Die Festsetzung eines Vergleichsmehrwerts ist danach nicht bereits dann gerechtfertigt, wenn die Parteien während ihrer Vergleichsverhandlungen über die gerichtlich anhängigen Gegenstände weitere Ansprüche ansprechen und auch sie eine Regelung in dem Vergleich erfahren. Zwar wird eine Einigung der Parteien häufig nur zu erreichen sein, wenn derartige Vereinbarungen getroffen werden; denn die Parteien sind nicht selten nur dann zum Abschluss eines Vergleichs bereit, wenn weitere Fragen geregelt werden und ein diesbezüglicher zukünftiger Streit vermieden wird. Die Tätigkeit des Rechtsanwalts, die zum Abschluss eines Vergleichs führt, ist jedoch mit der Einigungsgebühr als solcher abgegolten. Für die Festsetzung eines Vergleichsmehrwerts und die damit verbundene Gebührenerhöhung muss darüber hinaus festgestellt werden, dass die geregelten Gegenstände vor Abschluss des Vergleichs streitig oder ungewiss waren.
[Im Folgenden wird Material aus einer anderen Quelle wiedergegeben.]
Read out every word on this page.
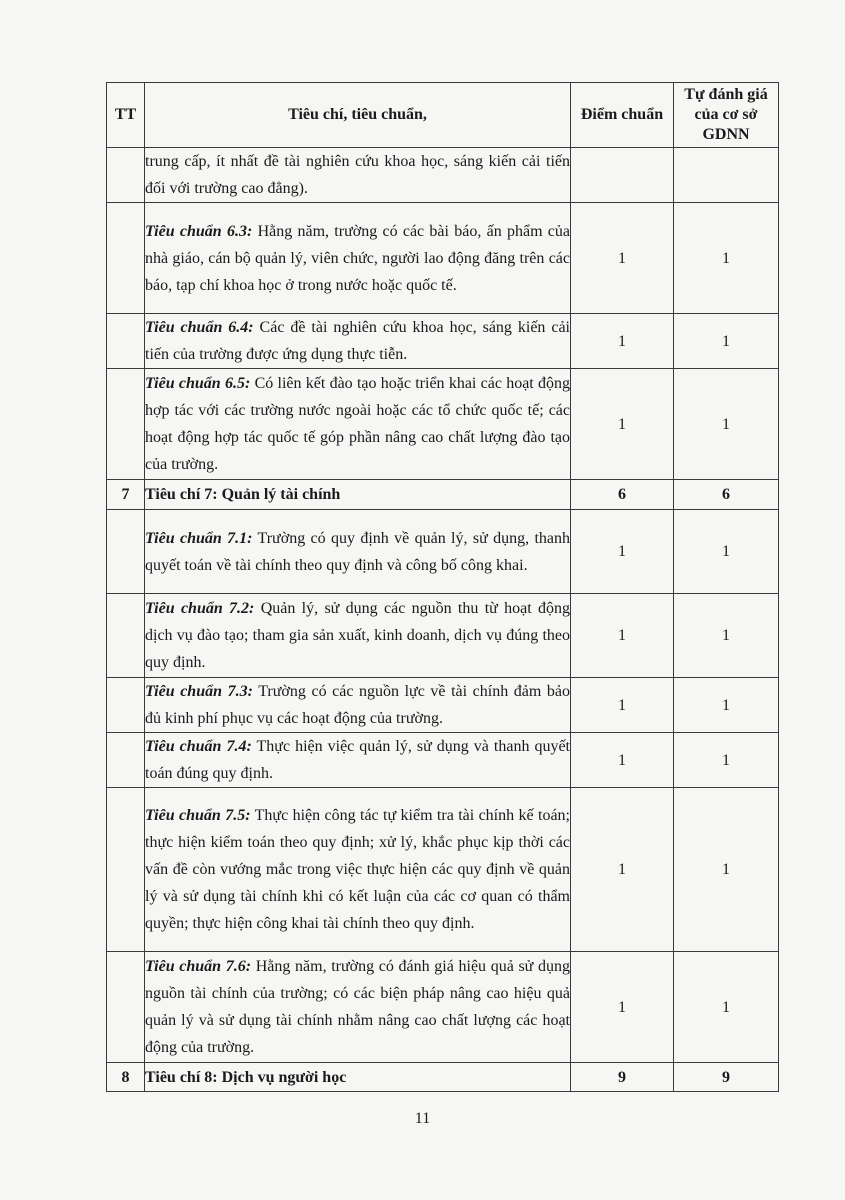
TT	Tiêu chí, tiêu chuẩn,	Điểm chuẩn	Tự đánh giá của cơ sở GDNN
	trung cấp, ít nhất đề tài nghiên cứu khoa học, sáng kiến cải tiến đối với trường cao đẳng).		
	Tiêu chuẩn 6.3: Hằng năm, trường có các bài báo, ấn phẩm của nhà giáo, cán bộ quản lý, viên chức, người lao động đăng trên các báo, tạp chí khoa học ở trong nước hoặc quốc tế.	1	1
	Tiêu chuẩn 6.4: Các đề tài nghiên cứu khoa học, sáng kiến cải tiến của trường được ứng dụng thực tiễn.	1	1
	Tiêu chuẩn 6.5: Có liên kết đào tạo hoặc triển khai các hoạt động hợp tác với các trường nước ngoài hoặc các tổ chức quốc tế; các hoạt động hợp tác quốc tế góp phần nâng cao chất lượng đào tạo của trường.	1	1
7	Tiêu chí 7: Quản lý tài chính	6	6
	Tiêu chuẩn 7.1: Trường có quy định về quản lý, sử dụng, thanh quyết toán về tài chính theo quy định và công bố công khai.	1	1
	Tiêu chuẩn 7.2: Quản lý, sử dụng các nguồn thu từ hoạt động dịch vụ đào tạo; tham gia sản xuất, kinh doanh, dịch vụ đúng theo quy định.	1	1
	Tiêu chuẩn 7.3: Trường có các nguồn lực về tài chính đảm bảo đủ kinh phí phục vụ các hoạt động của trường.	1	1
	Tiêu chuẩn 7.4: Thực hiện việc quản lý, sử dụng và thanh quyết toán đúng quy định.	1	1
	Tiêu chuẩn 7.5: Thực hiện công tác tự kiểm tra tài chính kế toán; thực hiện kiểm toán theo quy định; xử lý, khắc phục kịp thời các vấn đề còn vướng mắc trong việc thực hiện các quy định về quản lý và sử dụng tài chính khi có kết luận của các cơ quan có thẩm quyền; thực hiện công khai tài chính theo quy định.	1	1
	Tiêu chuẩn 7.6: Hằng năm, trường có đánh giá hiệu quả sử dụng nguồn tài chính của trường; có các biện pháp nâng cao hiệu quả quản lý và sử dụng tài chính nhằm nâng cao chất lượng các hoạt động của trường.	1	1
8	Tiêu chí 8: Dịch vụ người học	9	9
11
Hierzu genügen weder die Vergleichsverhandlungen als solche noch Regelungen, durch die Leistungspflichten erstmals begründet oder beseitigt werden, die Rechtsverhältnisse lediglich klarstellen oder auf sonstige Weise ausschließlich einen künftigen Streit der Parteien vermeiden. Auch genügt es für die Festsetzung eines Vergleichsmehrwertes nicht, dass eine der Parteien in den Vergleichsverhandlungen Forderungen aufstellt, um dann im Wege des Nachgebens einen Vergleich zu erreichen; für einen Vergleichsmehrwert muss vielmehr der potentielle Streitgegenstand eines künftigen Verfahrens eine Regelung erfahren (vgl. LAG Berlin-Brandenburg 8. März 2017 – 17 Ta (Kost) 6013/17, Rn. 3).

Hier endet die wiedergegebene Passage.